Face aux défis climatiques, Wopke Hoekstra a appelé à un leadership européen proactif, rappelant que l'UE n'est pas « fataliste » et insistant sur l'utilisation des données scientifiques comme référence plutôt que les discours politiques.
Il a rappelé que 2023 a été l'année la plus chaude enregistrée, soulignant l'urgence de la situation.
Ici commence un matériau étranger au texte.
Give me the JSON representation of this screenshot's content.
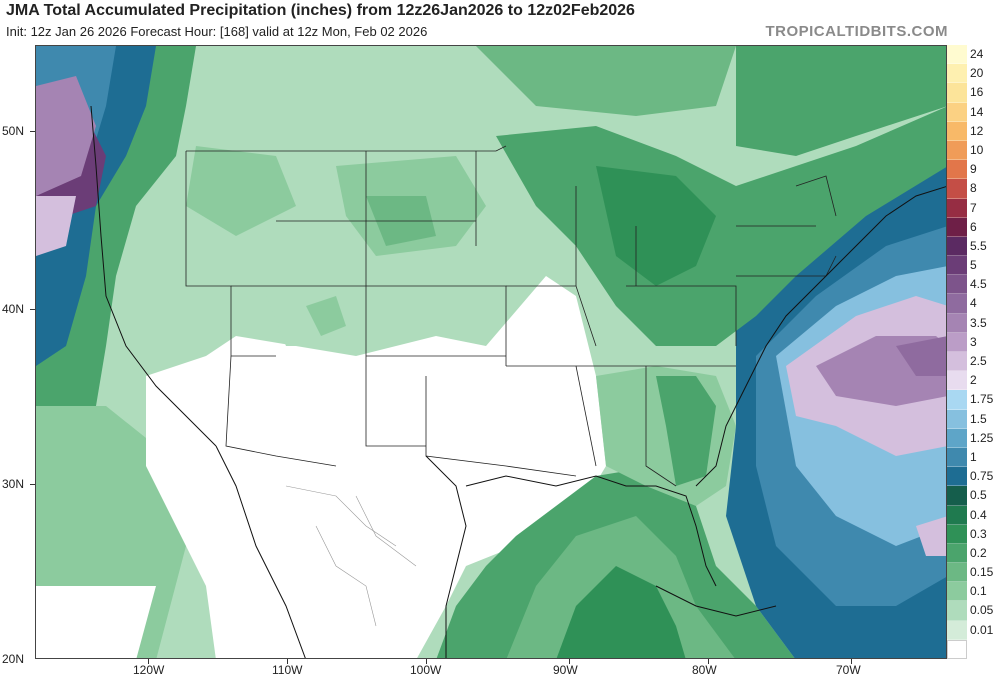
{
  "header": {
    "title": "JMA Total Accumulated Precipitation (inches) from 12z26Jan2026 to 12z02Feb2026",
    "subtitle": "Init: 12z Jan 26 2026   Forecast Hour: [168]   valid at 12z Mon, Feb 02 2026",
    "brand": "TROPICALTIDBITS.COM"
  },
  "map": {
    "lat_labels": [
      "50N",
      "40N",
      "30N",
      "20N"
    ],
    "lon_labels": [
      "120W",
      "110W",
      "100W",
      "90W",
      "80W",
      "70W"
    ]
  },
  "legend": {
    "items": [
      {
        "label": "24",
        "color": "#fffbd0"
      },
      {
        "label": "20",
        "color": "#fef0b0"
      },
      {
        "label": "16",
        "color": "#fce49a"
      },
      {
        "label": "14",
        "color": "#fbd183"
      },
      {
        "label": "12",
        "color": "#f8b968"
      },
      {
        "label": "10",
        "color": "#f09c58"
      },
      {
        "label": "9",
        "color": "#e2764a"
      },
      {
        "label": "8",
        "color": "#c44e46"
      },
      {
        "label": "7",
        "color": "#962d43"
      },
      {
        "label": "6",
        "color": "#6e1f47"
      },
      {
        "label": "5.5",
        "color": "#5b2a62"
      },
      {
        "label": "5",
        "color": "#6b3d77"
      },
      {
        "label": "4.5",
        "color": "#7d548b"
      },
      {
        "label": "4",
        "color": "#8f6b9f"
      },
      {
        "label": "3.5",
        "color": "#a584b3"
      },
      {
        "label": "3",
        "color": "#bb9dc7"
      },
      {
        "label": "2.5",
        "color": "#d4bfdd"
      },
      {
        "label": "2",
        "color": "#e8dcef"
      },
      {
        "label": "1.75",
        "color": "#a9d8f2"
      },
      {
        "label": "1.5",
        "color": "#86c0df"
      },
      {
        "label": "1.25",
        "color": "#5ea5c8"
      },
      {
        "label": "1",
        "color": "#3f89ae"
      },
      {
        "label": "0.75",
        "color": "#1e6d93"
      },
      {
        "label": "0.5",
        "color": "#155e4c"
      },
      {
        "label": "0.4",
        "color": "#1f7a4f"
      },
      {
        "label": "0.3",
        "color": "#2f9157"
      },
      {
        "label": "0.2",
        "color": "#4ba46c"
      },
      {
        "label": "0.15",
        "color": "#6cb884"
      },
      {
        "label": "0.1",
        "color": "#8ccb9e"
      },
      {
        "label": "0.05",
        "color": "#afdcbc"
      },
      {
        "label": "0.01",
        "color": "#d4ecd9"
      },
      {
        "label": "",
        "color": "#ffffff"
      }
    ]
  }
}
Il a aussi lié le changement climatique à des questions de sécurité et financières, évoquant les coûts que représentent pour la Slovénie, les récentes inondations qu'a connues le pays.
S’il a insisté sur la nécessité d'une transition équitable, garantissant également la compétitivité économique, le commissaire Hoekstra a rappelé l'importance de la dimension géopolitique dans les efforts climatiques de l'UE, qui ne peut agir seule face aux émissions mondiales, ne représentant que 7% de celles-ci.
Sur ce point, il a mentionné le marché du carbone de l'UE et le Mécanisme d’ajustement carbone aux frontières, appelant à son extension pour intensifier l'action climatique mondiale. « L’Europe doit donc faire pression », a-t-il affirmé, évoquant par ailleurs un groupe de travail dédié, qui reflète l'engagement européen à mener la lutte climatique mondiale.